The comments were Mr Fischer’s final ones in public before the March 15-16 meeting of the policy-setting Federal Open Market Committee, during which markets and Fed observers widely expect the US central bank to hold rates steady thanks to rising concerns about the global economy.
They also came alongside more downbeat remarks from another FOMC member that highlighted what is likely to be the debate inside the policy-setting committee when it gathers next week.
While Mr Fischer in his speech defended the so-called “Phillips Curve”, which describes the link between employment and inflation, as a resilient and longstanding element of economic theory, others on the committee have expressed greater scepticism.
The issue is critical because inflation has consistently been coming in below the Fed’s 2 per cent target rate even as the jobs market has recovered, although there have been signs of an acceleration. In January, the US’s core PCE consumer price inflation rose to 1.7 per cent.
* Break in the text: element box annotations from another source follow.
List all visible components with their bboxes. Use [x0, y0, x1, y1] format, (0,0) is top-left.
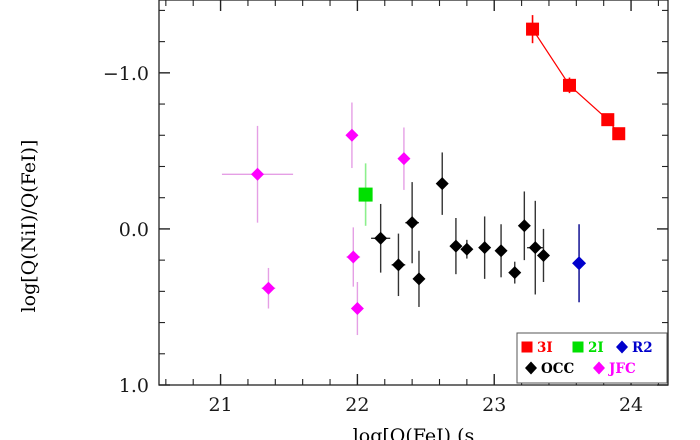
legend-item-3i[interactable]: 3I — [521, 340, 553, 356]
data-point-marker — [345, 128, 359, 142]
data-point-marker — [528, 241, 542, 255]
legend-item-2i[interactable]: 2I — [572, 340, 604, 356]
data-point-marker — [261, 281, 275, 295]
data-point-marker — [358, 187, 373, 202]
legend-label: OCC — [541, 361, 575, 377]
legend-item-jfc[interactable]: JFC — [593, 361, 636, 377]
data-point-marker — [391, 258, 405, 272]
data-point-marker — [460, 242, 474, 256]
series-3i — [526, 15, 626, 141]
legend-label: 2I — [588, 340, 604, 356]
legend-marker-diamond-icon — [616, 340, 628, 354]
data-point-marker — [612, 127, 626, 141]
y-tick-label: 0.0 — [119, 219, 149, 241]
legend-marker-square-icon — [521, 341, 533, 353]
y-tick-label: −1.0 — [103, 63, 149, 85]
data-point-marker — [601, 113, 615, 127]
legend-label: 3I — [537, 340, 553, 356]
series-jfc — [221, 102, 411, 336]
x-axis-label: log[Q(FeI) (s — [353, 425, 475, 440]
legend-marker-diamond-icon — [525, 361, 537, 375]
data-point-marker — [346, 250, 360, 264]
data-point-marker — [350, 302, 364, 316]
data-point-marker — [572, 256, 587, 271]
data-point-marker — [435, 177, 449, 191]
plot-frame — [158, 0, 669, 386]
series-occ — [371, 152, 550, 307]
legend-label: JFC — [608, 361, 636, 377]
legend-item-occ[interactable]: OCC — [525, 361, 575, 377]
legend-label: R2 — [632, 340, 653, 356]
y-tick-label: 1.0 — [119, 375, 149, 397]
x-tick-label: 22 — [345, 394, 369, 416]
data-point-marker — [562, 78, 576, 92]
series-connector-line — [532, 28, 620, 135]
legend: 3I 2I R2 OCC JFC — [521, 340, 653, 377]
data-point-marker — [508, 266, 522, 280]
legend-box — [516, 332, 668, 384]
data-point-marker — [494, 244, 508, 258]
data-point-marker — [526, 22, 540, 36]
legend-item-r2[interactable]: R2 — [616, 340, 653, 356]
data-point-marker — [412, 272, 426, 286]
data-point-marker — [397, 152, 411, 166]
data-point-marker — [449, 239, 463, 253]
data-point-marker — [405, 216, 419, 230]
series-r2 — [572, 224, 587, 303]
x-tick-label: 24 — [619, 394, 643, 416]
data-point-marker — [517, 219, 531, 233]
x-tick-label: 23 — [482, 394, 506, 416]
x-tick-label: 21 — [208, 394, 232, 416]
series-2i — [358, 163, 373, 226]
data-point-marker — [478, 241, 492, 255]
data-point-marker — [536, 248, 550, 262]
legend-marker-diamond-icon — [593, 361, 605, 375]
y-axis-label: log[Q(NiI)/Q(FeI)] — [18, 140, 40, 313]
data-point-marker — [251, 167, 265, 181]
legend-marker-square-icon — [572, 341, 584, 353]
data-point-marker — [374, 231, 388, 245]
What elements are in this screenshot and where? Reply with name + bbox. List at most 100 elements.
February figures are due out on March 16, the same day that the Fed will announce the result of its latest deliberations.
Speaking across town to a group of bankers on Monday, Lael Brainard, a member of the Fed’s board of governors who has emerged in recent weeks as one of its most vocal doves, said the Fed still needed to be mindful of “weak and decelerating foreign demand”. It meant policymakers should not take “the strength in the US labour market and consumption for granted”, she said.
“Tighter financial conditions and softer inflation expectations may pose risks to the downside for inflation and domestic activity,” she said. “From a risk-management perspective, this argues for patience as the outlook becomes clearer.”
She also warned that the FOMC “should put a high premium on clear evidence that inflation is moving toward our 2 per cent target” and that “inflation has persistently underperformed relative to our target”.
“Given the currently weak relationship between economic slack and inflation and the persistent, depressing effects of energy price declines and exchange rate increases, we should be cautious in assessing that a tightening labour market will soon move inflation back to 2 per cent,” she said. “We should verify that this is, in fact, taking place.”
In his speech, Mr Fischer on Monday pointed to other lingering problems in the US economy, including a dramatic fall in the rate of productivity growth in the US “and in much of the world” over the past 20 years. “There are few issues more important for the future of our economy, and those of every other country, than the rate of productivity growth,” he said.
But he also said the Fed and other major central banks still had the capacity to respond to any slowing in the global economy, despite concerns in some quarters about the impact on monetary policy of negative interest rates in Japan and the eurozone on quantitative easing. “I believe that central banks still have the capacity through QE and other measures to run expansionary monetary policies, even at the zero lower bound,” he said.